Der schüch­ter­ne Blick auf die Pen­si­ons­gren­ze

Ein Freund hat­te mir ei­nen Text ge­schickt, den ich über­se­hen hät­te, denn er steckt hin­ter ei­ner so­ge­nann­ten »Be­zahl­schran­ke«. Ich neh­me an, er woll­te mich an­sta­cheln, aber weil er mich ganz gut kennt, leg­te er mir nicht na­he, ei­ne Re­plik zu ver­fas­sen, denn er weiß, dass ich das dann ge­ra­de nicht ma­che. Ich er­in­ner­te mich dun­kel. Am Sonn­tag hat­te der schei­den­de Bach­mann­preis-Ju­ror Hu­bert Win­kels die­sen Text ganz kurz er­wähnt. Es han­delt sich um Ri­chard Käm­mer­lings’ »Zehn Grün­de, war­um Li­te­ra­tur im­mer be­deu­tungs­lo­ser wird«, pu­bli­ziert in der »Welt«.

Zu­nächst ein­mal ist in­ter­es­sant, dass in der Druck­ver­si­on und in der URL die Über­schrift ei­ne leicht an­de­re ist. Dort steht: »Zehn Grün­de, war­um un­se­re Li­te­ra­tur im­mer be­deu­tungs­lo­ser wird.« (Her­vor­he­bung von mir.) Der Un­ter­schied ist nur auf den er­sten Blick mar­gi­nal. Das Pro­no­men »un­se­re« er­hebt ei­nen Be­sitz­an­spruch auf das, was man dort be­han­delt. Gleich­zei­tig nimmt es den Le­ser mit in das ima­gi­nä­re Boot. Es wird ei­ne Ge­mein­schaft be­schwo­ren. Und dann er­hebt es sei­nen Ver­fas­ser (und die Boots­in­sas­sen) als ei­ne Art Rich­ter.

Die »zehn Grün­de« ent­pup­pen sich bei nä­he­rer Lek­tü­re als ei­ne Zu­sam­men­stel­lung hin­läng­lich be­kann­ter Krit­te­lei­en, leicht ge­würzt mit dys­to­pi­schem Un­ter­ton, ei­ner Pri­se Ver­gan­gen­heits­ver­klä­rung und ei­nem kräf­ti­gen Schuss Co­ro­na-Wür­ze.

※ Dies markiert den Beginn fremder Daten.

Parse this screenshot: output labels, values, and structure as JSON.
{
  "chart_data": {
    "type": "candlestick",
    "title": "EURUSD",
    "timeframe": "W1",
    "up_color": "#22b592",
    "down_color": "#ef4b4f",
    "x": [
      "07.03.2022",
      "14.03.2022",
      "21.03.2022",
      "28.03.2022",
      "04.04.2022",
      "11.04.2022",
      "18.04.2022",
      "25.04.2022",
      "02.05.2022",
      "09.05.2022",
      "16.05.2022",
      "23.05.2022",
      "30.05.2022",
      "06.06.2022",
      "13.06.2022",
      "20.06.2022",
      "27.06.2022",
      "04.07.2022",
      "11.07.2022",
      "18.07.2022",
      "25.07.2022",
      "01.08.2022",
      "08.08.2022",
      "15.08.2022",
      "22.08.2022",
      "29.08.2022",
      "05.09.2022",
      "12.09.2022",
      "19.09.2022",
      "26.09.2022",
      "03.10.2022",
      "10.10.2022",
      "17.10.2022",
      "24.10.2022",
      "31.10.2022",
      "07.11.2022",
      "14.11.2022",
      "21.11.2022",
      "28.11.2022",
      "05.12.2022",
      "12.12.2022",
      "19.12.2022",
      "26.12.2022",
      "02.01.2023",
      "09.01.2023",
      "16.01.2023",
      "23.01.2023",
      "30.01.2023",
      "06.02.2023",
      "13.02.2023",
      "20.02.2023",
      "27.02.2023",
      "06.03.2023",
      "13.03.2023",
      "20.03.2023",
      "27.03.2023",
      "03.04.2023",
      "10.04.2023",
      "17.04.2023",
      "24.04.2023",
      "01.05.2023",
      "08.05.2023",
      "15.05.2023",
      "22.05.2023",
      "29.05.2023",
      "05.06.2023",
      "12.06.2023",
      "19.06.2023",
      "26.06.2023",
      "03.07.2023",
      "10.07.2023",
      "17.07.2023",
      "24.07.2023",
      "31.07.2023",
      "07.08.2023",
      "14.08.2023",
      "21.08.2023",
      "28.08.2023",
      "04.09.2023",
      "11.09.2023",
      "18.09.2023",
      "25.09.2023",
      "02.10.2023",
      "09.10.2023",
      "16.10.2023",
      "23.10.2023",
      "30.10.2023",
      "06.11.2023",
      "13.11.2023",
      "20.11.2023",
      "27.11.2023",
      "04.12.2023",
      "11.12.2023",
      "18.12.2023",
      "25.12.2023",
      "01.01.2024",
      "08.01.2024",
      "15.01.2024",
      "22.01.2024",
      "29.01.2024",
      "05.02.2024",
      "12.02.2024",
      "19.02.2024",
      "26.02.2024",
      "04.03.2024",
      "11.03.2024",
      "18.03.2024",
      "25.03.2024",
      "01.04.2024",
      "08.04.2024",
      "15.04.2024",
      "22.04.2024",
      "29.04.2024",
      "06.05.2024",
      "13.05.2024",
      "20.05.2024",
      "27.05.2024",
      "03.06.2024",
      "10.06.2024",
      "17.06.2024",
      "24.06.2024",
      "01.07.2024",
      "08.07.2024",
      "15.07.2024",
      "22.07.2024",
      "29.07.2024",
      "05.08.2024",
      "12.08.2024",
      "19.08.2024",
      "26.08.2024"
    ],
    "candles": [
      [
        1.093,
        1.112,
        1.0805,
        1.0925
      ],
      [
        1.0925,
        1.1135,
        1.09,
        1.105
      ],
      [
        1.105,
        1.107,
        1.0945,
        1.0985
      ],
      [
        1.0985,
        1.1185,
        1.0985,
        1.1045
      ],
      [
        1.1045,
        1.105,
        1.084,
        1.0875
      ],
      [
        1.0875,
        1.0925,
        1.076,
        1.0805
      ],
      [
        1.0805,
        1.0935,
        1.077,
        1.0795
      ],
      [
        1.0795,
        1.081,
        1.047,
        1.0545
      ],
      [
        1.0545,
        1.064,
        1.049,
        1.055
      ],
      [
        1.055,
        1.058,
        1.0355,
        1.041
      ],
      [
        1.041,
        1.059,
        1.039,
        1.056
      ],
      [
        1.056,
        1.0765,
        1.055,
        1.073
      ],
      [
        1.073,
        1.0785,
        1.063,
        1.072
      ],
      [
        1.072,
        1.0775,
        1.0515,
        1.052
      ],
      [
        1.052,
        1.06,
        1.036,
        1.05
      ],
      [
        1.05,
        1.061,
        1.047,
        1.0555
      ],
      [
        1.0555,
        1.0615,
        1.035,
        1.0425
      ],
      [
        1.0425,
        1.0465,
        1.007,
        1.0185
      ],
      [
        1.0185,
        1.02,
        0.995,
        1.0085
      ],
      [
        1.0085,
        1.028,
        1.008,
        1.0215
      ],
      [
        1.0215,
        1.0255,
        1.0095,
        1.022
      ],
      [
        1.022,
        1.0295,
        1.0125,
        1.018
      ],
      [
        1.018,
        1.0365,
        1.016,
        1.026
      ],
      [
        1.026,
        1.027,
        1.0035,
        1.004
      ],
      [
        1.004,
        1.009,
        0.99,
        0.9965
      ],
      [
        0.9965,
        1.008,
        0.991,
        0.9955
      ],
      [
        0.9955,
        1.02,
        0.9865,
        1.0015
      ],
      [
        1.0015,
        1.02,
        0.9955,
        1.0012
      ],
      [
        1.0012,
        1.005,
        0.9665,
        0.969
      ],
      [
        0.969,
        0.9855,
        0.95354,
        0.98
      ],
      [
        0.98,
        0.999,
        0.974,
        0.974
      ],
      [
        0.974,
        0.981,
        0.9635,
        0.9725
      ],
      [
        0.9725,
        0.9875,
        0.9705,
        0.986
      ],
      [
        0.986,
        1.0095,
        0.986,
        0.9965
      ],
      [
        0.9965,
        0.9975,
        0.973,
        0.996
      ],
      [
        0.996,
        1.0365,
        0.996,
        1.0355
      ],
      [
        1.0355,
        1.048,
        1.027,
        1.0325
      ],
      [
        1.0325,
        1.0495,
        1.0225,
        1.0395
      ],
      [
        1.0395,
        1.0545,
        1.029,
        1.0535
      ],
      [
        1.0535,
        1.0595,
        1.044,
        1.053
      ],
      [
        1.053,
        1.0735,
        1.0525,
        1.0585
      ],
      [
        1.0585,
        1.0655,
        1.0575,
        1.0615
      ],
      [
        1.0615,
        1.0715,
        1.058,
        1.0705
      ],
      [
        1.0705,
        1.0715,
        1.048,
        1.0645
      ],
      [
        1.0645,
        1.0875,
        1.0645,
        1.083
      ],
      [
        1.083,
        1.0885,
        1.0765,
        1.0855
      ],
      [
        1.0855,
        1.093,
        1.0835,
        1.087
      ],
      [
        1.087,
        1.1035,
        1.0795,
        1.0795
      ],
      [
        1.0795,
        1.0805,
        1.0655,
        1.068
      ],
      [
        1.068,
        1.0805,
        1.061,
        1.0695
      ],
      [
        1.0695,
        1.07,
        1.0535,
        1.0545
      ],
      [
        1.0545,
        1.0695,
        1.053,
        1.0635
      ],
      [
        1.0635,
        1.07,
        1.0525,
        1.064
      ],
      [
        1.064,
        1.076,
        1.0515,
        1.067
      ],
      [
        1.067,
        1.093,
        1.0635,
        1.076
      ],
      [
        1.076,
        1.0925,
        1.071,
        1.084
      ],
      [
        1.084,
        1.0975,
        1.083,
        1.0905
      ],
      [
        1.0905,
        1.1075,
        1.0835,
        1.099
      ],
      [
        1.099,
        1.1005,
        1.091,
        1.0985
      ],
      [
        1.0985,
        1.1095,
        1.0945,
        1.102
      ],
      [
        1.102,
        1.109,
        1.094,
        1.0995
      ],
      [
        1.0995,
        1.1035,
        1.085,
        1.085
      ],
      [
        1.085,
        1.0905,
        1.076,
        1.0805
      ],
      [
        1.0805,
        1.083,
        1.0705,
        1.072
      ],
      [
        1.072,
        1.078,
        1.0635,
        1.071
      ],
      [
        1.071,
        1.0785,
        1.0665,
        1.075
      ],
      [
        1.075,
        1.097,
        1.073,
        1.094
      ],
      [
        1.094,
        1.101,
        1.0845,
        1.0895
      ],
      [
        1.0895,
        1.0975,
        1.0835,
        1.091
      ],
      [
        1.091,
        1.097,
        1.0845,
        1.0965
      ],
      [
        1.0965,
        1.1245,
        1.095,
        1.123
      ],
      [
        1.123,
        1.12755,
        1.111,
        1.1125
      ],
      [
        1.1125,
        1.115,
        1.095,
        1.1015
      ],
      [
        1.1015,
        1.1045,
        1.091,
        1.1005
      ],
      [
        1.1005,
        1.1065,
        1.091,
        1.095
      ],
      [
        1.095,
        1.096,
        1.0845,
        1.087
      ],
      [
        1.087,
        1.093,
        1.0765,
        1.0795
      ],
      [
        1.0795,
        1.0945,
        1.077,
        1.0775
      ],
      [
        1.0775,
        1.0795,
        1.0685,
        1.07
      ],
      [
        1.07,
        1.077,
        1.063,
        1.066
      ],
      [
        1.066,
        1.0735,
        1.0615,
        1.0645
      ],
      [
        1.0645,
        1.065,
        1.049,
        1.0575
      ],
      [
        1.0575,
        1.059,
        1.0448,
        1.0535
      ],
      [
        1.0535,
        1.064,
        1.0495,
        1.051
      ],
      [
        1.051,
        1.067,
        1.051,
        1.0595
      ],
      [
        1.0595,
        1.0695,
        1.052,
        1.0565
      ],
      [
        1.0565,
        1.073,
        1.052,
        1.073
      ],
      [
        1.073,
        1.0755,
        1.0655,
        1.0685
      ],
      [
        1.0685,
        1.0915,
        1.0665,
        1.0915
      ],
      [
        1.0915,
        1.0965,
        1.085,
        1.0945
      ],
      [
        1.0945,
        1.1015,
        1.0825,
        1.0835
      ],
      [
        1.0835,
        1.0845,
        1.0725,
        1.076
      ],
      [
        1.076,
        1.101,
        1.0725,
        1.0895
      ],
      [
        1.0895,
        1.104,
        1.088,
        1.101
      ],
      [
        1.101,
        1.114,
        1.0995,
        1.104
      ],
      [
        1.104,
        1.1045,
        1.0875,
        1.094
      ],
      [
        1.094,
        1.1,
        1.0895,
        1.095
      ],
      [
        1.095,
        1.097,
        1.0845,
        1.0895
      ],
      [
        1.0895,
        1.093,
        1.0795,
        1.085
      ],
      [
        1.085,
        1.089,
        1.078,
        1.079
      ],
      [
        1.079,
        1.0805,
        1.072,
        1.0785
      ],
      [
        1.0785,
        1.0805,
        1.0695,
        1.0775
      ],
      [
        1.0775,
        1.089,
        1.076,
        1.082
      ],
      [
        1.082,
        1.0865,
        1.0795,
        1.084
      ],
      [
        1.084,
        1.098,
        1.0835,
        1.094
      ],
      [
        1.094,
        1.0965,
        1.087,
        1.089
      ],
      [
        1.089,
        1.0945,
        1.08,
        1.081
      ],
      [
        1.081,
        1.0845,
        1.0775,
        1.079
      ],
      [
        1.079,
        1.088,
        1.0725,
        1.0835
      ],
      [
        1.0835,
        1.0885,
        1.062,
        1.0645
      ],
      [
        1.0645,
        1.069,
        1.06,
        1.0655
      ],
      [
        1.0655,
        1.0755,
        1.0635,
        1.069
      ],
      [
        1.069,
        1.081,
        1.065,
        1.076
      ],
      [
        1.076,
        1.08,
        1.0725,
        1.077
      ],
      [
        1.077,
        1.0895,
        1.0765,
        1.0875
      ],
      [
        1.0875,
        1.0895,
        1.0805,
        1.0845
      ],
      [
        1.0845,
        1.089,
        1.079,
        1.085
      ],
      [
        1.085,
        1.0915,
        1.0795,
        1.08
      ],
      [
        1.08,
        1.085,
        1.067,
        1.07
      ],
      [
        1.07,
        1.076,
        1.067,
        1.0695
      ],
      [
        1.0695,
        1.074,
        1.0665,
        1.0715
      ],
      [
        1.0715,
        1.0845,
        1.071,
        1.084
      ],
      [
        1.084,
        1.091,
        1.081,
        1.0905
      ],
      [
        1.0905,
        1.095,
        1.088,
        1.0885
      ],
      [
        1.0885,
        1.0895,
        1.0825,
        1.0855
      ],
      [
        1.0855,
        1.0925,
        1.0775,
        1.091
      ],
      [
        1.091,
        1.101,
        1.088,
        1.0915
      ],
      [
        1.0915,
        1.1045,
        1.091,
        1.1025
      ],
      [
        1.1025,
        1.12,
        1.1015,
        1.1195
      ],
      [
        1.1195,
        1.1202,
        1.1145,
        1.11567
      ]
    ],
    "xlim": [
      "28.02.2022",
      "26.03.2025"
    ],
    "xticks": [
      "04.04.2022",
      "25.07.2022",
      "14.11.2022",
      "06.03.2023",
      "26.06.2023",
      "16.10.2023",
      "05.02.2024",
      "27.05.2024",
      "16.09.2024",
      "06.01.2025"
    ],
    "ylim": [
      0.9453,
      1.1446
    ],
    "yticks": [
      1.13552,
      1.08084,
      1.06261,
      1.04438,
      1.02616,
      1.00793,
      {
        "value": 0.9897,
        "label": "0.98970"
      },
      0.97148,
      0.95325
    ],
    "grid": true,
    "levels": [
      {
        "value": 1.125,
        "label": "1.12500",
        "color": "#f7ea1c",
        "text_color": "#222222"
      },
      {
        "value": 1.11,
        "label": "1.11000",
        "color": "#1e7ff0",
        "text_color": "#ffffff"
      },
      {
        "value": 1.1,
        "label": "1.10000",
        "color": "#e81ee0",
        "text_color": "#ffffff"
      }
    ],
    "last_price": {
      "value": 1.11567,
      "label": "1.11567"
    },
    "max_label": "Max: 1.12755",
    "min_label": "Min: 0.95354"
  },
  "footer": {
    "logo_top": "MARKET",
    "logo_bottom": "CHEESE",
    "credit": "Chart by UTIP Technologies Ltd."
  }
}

Der er­ste der Grün­de, war­um »un­se­re« Li­te­ra­tur im­mer be­deu­tungs­lo­ser wird ist, laut Käm­mer­lings, die »Buch­mes­se oh­ne Ver­la­ge«. Die­se wür­den die Frank­fur­ter Buch­mes­se im Herbst »im Stich las­sen«. »Buch­hal­ter­köp­fe« hät­ten die Macht über­nom­men. Dass es im Be­trieb ei­ne gro­ße An­zahl Men­schen gibt, die sich auch ei­ni­ge Mo­na­te nach ei­ner viel­leicht halb­wegs über­stan­de­nen Pan­de­mie nicht zehn Stun­den täg­lich in schlecht­durch­lüf­te­ten Mes­se­hal­len auf­hal­ten wol­len, kommt dem Au­tor nicht in den Sinn.

Es wird noch läp­pi­scher, wenn er dann vom »Schwei­gen der Au­toren« spricht. Nein, er meint nicht die fast un­zähl­ba­ren »Co­ro­na-Ta­ge­bü­cher«, die das Netz in den letz­ten Mo­na­ten über­schwemmt ha­ben. Er meint »Of­fe­ne Brie­fe« von Au­toren, bei­spiels­wei­se ge­gen das Schlie­ßen von Buch­hand­lun­gen, ge­gen Ama­zons Ver­sand­prio­ri­tä­ten­li­nie und die Ab­sa­ge der Leip­zi­ger Buch­mes­se. Nun, wer je­mals in Leip­zig war und nicht nur an Ver­lags­stän­den für ein Stünd­chen sei­ne Schnitt­chen und Wein ge­nos­sen hat, kann nur froh sein, dass die­se Mes­se aus­ge­fal­len ist. Egal, Käm­mer­lings be­schwört Frisch, Pe­ter Weiss und den »jun­gen Wal­ser«, die in ähn­li­cher Si­tua­ti­on si­cher­lich da­mals ei­nen »Marsch auf den Bon­ner Kanz­ler­bun­ga­low an­ge­führt hät­ten.«

Lei­der kor­re­spon­diert die­se an den Haa­ren her­bei­ge­zo­ge­ne Kla­ge nicht so ganz mit Punkt 5, in dem »Ak­ti­vis­mus statt Äs­the­tik« kon­sta­tiert wird. Käm­mer­lings be­klagt hier näm­lich durch­aus zu Recht, dass auf au­ßer­li­te­ra­ri­sche Kri­te­ri­en wie »Hash­tag Frau­en­zäh­len« oder die Dis­kus­si­on um Quo­ten von Au­toren mit Mi­gra­ti­ons­hin­ter­grund im­mer mehr Wert ge­legt wird, statt (wie in Punkt 10 ge­for­dert) äs­the­ti­sche Kri­te­ri­en für die Be­ur­tei­lung von Li­te­ra­tur wie­der in den Vor­der­grund zu stel­len. In der Druck­ver­si­on macht es sich ganz gut, wenn die­se bei­den Punk­te mit Links zu ent­spre­chen­den Ar­ti­keln in der »Welt« ver­se­hen wer­den. Die Fra­ge, die man sich näm­lich stel­len müss­te: War­um wird die­ser Ak­ti­vis­mus der­art pro­mi­nent auf­ge­nom­men? Wä­re es nicht bes­ser, die­se Dis­kus­sio­nen in der Bla­se zu las­sen?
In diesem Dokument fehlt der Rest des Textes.